With Valentine's Day now looming on the horizon, Sebastian's took the opportunity to showcase some new flavors, albeit for a limited time. Ian relays that it was a suggestion from an unlikely source that caused him to concoct some of his Valentine's-centric flavors. “A few years ago, Komiks artist and Zsa Zsa Zaturnnah creator Carl Vergara sent me a text message that said: 'Your next best selling flavor will be called Matinong Boyfriend.' This was around November, and I thought it was a hilarious idea. I kept that in the back of my mind until February 2014 came along. I made two ice creams: Matinong Boyfriend (always a combination of refined indulgence) and Matinong Girlfriend (something fun and not taking itself too seriously) and just put it out there.”
“The response was instant and overwhelming,” Ian happily notes. “The tubs sold out in less than two days and they exploded on social media. I was left scrambling to keep them in stock and I learned about the power of counterprogramming: While most Valentine promos cater to the couples in love, These flavors were targeted for the unattached ('Come to Sebastian's and find a matinong boyfriend!') and it really resonated with people. The next year I decided to expand the gag even further and added two more flavors: Closure (always a tea-based ice cream that is based on the idea of building harmonious blend of flavors meant to soothe you) and Unresolved Issues, a punchline of a product made with the Bitterest of ingredients, the lowly Ampalaya.”
“The Ampalaya Sorbet is a legit recipe, I didn't just throw it out there,” Ian narrates. “It was inspired by the ampalaya tea my mother has every night after dinner.

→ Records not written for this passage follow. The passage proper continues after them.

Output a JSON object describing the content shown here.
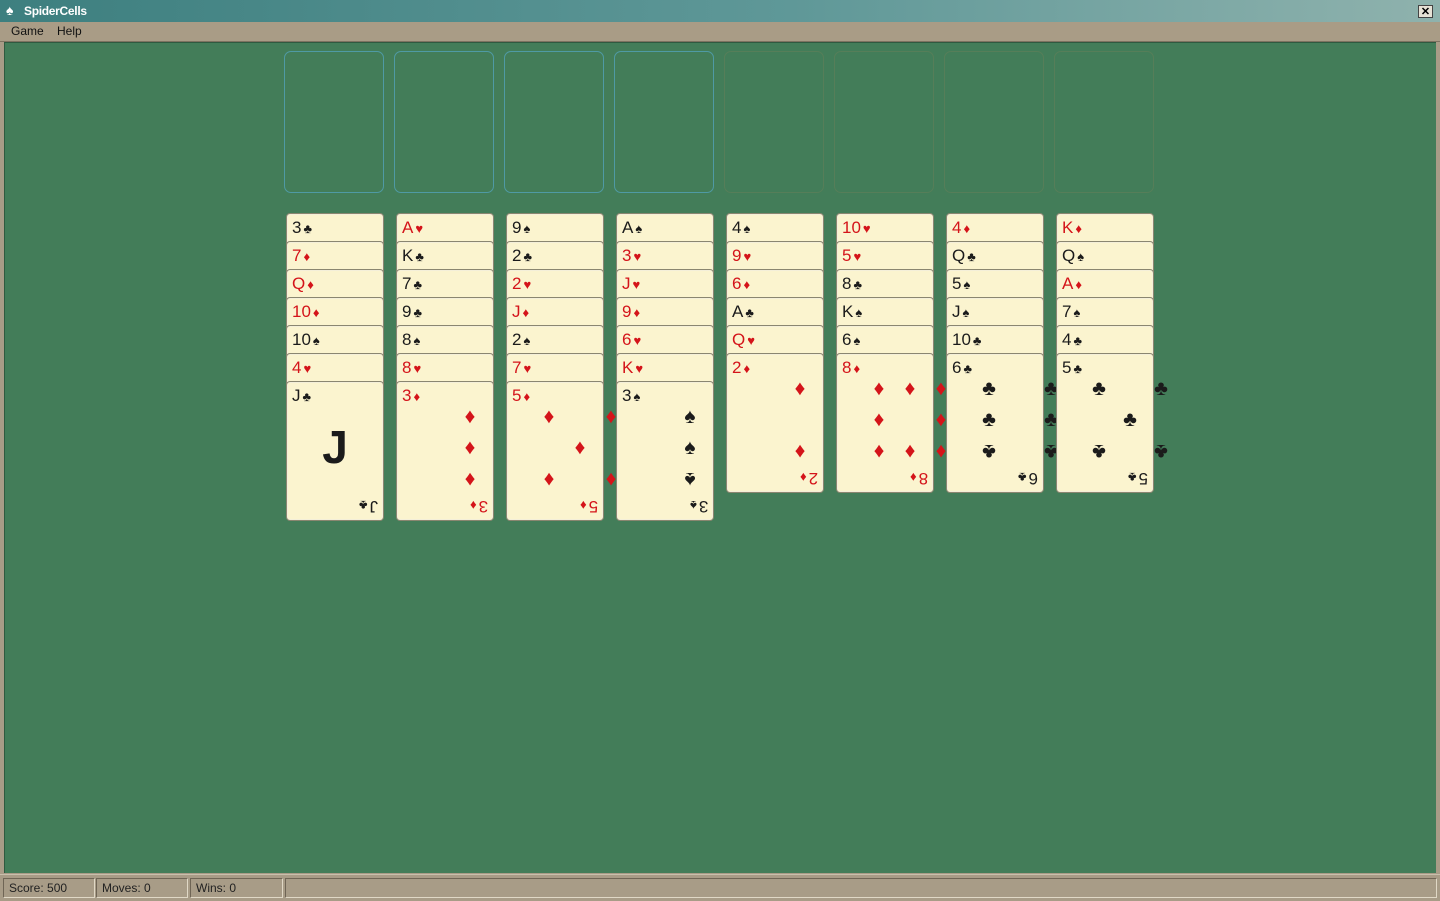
{
  "window": {
    "title": "SpiderCells",
    "icon": "spade-icon",
    "close_label": "✕"
  },
  "menu": {
    "items": [
      "Game",
      "Help"
    ]
  },
  "colors": {
    "felt": "#437d59",
    "card_face": "#fbf4cf",
    "red_suit": "#d4141a",
    "black_suit": "#1b1b1b",
    "free_cell_outline": "#4f9aa4",
    "foundation_outline": "#567e59"
  },
  "cells": {
    "free_cells": 4,
    "foundations": 4
  },
  "tableau": [
    [
      {
        "r": "3",
        "s": "♣"
      },
      {
        "r": "7",
        "s": "♦"
      },
      {
        "r": "Q",
        "s": "♦"
      },
      {
        "r": "10",
        "s": "♦"
      },
      {
        "r": "10",
        "s": "♠"
      },
      {
        "r": "4",
        "s": "♥"
      },
      {
        "r": "J",
        "s": "♣"
      }
    ],
    [
      {
        "r": "A",
        "s": "♥"
      },
      {
        "r": "K",
        "s": "♣"
      },
      {
        "r": "7",
        "s": "♣"
      },
      {
        "r": "9",
        "s": "♣"
      },
      {
        "r": "8",
        "s": "♠"
      },
      {
        "r": "8",
        "s": "♥"
      },
      {
        "r": "3",
        "s": "♦"
      }
    ],
    [
      {
        "r": "9",
        "s": "♠"
      },
      {
        "r": "2",
        "s": "♣"
      },
      {
        "r": "2",
        "s": "♥"
      },
      {
        "r": "J",
        "s": "♦"
      },
      {
        "r": "2",
        "s": "♠"
      },
      {
        "r": "7",
        "s": "♥"
      },
      {
        "r": "5",
        "s": "♦"
      }
    ],
    [
      {
        "r": "A",
        "s": "♠"
      },
      {
        "r": "3",
        "s": "♥"
      },
      {
        "r": "J",
        "s": "♥"
      },
      {
        "r": "9",
        "s": "♦"
      },
      {
        "r": "6",
        "s": "♥"
      },
      {
        "r": "K",
        "s": "♥"
      },
      {
        "r": "3",
        "s": "♠"
      }
    ],
    [
      {
        "r": "4",
        "s": "♠"
      },
      {
        "r": "9",
        "s": "♥"
      },
      {
        "r": "6",
        "s": "♦"
      },
      {
        "r": "A",
        "s": "♣"
      },
      {
        "r": "Q",
        "s": "♥"
      },
      {
        "r": "2",
        "s": "♦"
      }
    ],
    [
      {
        "r": "10",
        "s": "♥"
      },
      {
        "r": "5",
        "s": "♥"
      },
      {
        "r": "8",
        "s": "♣"
      },
      {
        "r": "K",
        "s": "♠"
      },
      {
        "r": "6",
        "s": "♠"
      },
      {
        "r": "8",
        "s": "♦"
      }
    ],
    [
      {
        "r": "4",
        "s": "♦"
      },
      {
        "r": "Q",
        "s": "♣"
      },
      {
        "r": "5",
        "s": "♠"
      },
      {
        "r": "J",
        "s": "♠"
      },
      {
        "r": "10",
        "s": "♣"
      },
      {
        "r": "6",
        "s": "♣"
      }
    ],
    [
      {
        "r": "K",
        "s": "♦"
      },
      {
        "r": "Q",
        "s": "♠"
      },
      {
        "r": "A",
        "s": "♦"
      },
      {
        "r": "7",
        "s": "♠"
      },
      {
        "r": "4",
        "s": "♣"
      },
      {
        "r": "5",
        "s": "♣"
      }
    ]
  ],
  "status": {
    "score": "Score: 500",
    "moves": "Moves: 0",
    "wins": "Wins: 0",
    "empty": ""
  }
}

Initial recipes had it not bitter enough and it was actually pleasant to the palate. I had to purposely scale back the sweetness to get the bitterness I was trying to express. I just put it out there as a gag product and didn't expect it to sell at all (especially since we offer free sampling and anyone curious would be able to try it without committing to a scoop) but to my surprise I would see that a couple of brave souls would buy a scoop. Whether it was because they lost a bet or they really really love Ampalaya, I couldn’t say.”
As for the public response to the quirky names given to these “seasonal” flavors, Ian says, “out of the four flavors, without fail, Unresolved Issues is the flavor that always gets the most shares, likes, and reposts on social media. For whatever reason, the concept and the humor really resonates with people, and while it still is the poorest selling flavor of the four (as expected), the value of it as "ingay" in social media marketing, it reigns supreme and is probably one of our most shared flavors, cumulatively speaking, of all time.”
With the arrival of the Valentine's Day flavors as well as the sustained popularity of the current selection, Ian plays it coy when asked what the brand's plans are for the immediate future: “Opening our first new branch in almost four years. Finding new distribution channels to get our products to the people that want them. Introducing new flavors and new products. Venturing into flavors and dishes we have never done before and might surprise more than a few people. It sounds vague, yes, I know but I don't want to spoil the surprise. “
In a day and age when "hugot" is symptomatic of relationships gone bad, a tub of Sebastian's just might serve as the comfort food of choice to soothe your heart (if not your tummy) this Valentine's Day.